In other words, the things that make Jersey so Jersey didn't count against it. (Except for the toxic waste: Morgan found New Jersey had the most "hazardous waste sites on the National Priority List per 10,000 square miles.")
Moran also noted that if auto insurance and property tax rates had been considered, New Jersey's ranking would have sunk like a stone.
But in Morgan Quitno's world, livability is measured by factors such as student-teacher ratios and per-capita spending on the arts, and New Jersey excelled in both.
For Moran, there is no conflict in a state's combining livability with a tradition for the weird and absurd.
"You've got to take the good with the bad," he said. "The fact that it's such an odd and unique place... certainly makes it more livable for me."
Morgan visited the state last year and made a swing through Camden, the city his publishing company has famously labeled the most dangerous the last two years.
"We didn't advertise who we were," he said.
Thought you might be interested.
Who would have thought through the roof taxes, disarming the law abiding and massive corruption would have helped so much?
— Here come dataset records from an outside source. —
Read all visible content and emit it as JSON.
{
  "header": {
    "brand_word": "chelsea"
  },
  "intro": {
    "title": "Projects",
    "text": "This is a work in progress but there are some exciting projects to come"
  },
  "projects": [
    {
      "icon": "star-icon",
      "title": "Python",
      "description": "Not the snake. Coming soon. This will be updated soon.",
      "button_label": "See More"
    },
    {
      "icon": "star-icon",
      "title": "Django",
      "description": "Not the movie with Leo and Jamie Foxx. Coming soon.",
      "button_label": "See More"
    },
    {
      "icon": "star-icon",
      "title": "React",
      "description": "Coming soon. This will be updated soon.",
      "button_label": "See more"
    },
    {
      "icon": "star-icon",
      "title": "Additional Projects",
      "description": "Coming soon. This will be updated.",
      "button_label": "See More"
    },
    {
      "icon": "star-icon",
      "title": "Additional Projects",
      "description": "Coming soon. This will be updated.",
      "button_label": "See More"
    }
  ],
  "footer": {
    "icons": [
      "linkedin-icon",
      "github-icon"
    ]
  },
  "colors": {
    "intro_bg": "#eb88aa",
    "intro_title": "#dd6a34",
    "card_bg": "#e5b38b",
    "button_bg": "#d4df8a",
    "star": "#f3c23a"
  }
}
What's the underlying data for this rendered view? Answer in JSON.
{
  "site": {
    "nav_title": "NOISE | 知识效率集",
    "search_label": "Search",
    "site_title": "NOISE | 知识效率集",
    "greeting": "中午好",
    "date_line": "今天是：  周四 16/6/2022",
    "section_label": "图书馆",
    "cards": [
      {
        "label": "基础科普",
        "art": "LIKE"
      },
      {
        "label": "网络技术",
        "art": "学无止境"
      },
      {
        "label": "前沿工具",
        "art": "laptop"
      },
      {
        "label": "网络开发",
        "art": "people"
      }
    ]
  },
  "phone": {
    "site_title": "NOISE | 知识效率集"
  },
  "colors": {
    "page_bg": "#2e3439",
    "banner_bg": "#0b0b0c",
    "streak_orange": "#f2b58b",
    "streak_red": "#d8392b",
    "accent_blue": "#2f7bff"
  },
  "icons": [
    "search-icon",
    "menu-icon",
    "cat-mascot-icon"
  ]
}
I would think that hailing this "research" as good, would be done at the DU website, not FR.
My measure of livablility is how far I live AWAY from Manhattan.
Anybody with a working brain.
lol! or razor wire :-P
Ah-hah! Now we know why Tony Soprano lives there!
Then I take it you're not laughing.
You do realize Tony Soprano is a fictional character?
Apart from that though I don't really have any complaints.
Yeah...just ask Tony & Carmella!
You have to know what criteria are being used to rate the states. I've seen "livability ratings" based on income levels, poverty levels, availability of public transportation, SAT scores, tax rates, health care, number of books in the library, mortality rates,.......
Some of these things would matter to me. Others wouldn't.
(p.s. I'm not knocking NJ)
I still like Florida - plenty of 'Jerseyites come here for the sun and warmth ... it's summer 11 months of the year in FL , instead of 3 months in NJ.
I lived there and worked in Midtown Manhattan for 17yrs before moving to Penna. Some parts of Joisey are nice, but way too much of it is a fricking sewer and grossly-overcrowded. Ranked fifth? I *seriesly* doubt it.
I guess you don't like art or music very much. I like the best of both worlds. Nice, quiet, country living on the one hand, but access to all the pleasures of life on the other. I've lived in a dozen states, and been to all but 5. I wouldn't want to live in a place like, say, Alabama (been there, done that) where a lot of bands don't even do shows, where there's no pro sports teams, no mountains, no good restaurants, etc. I want it all, and NJ has it all.
All this in spite of our governance!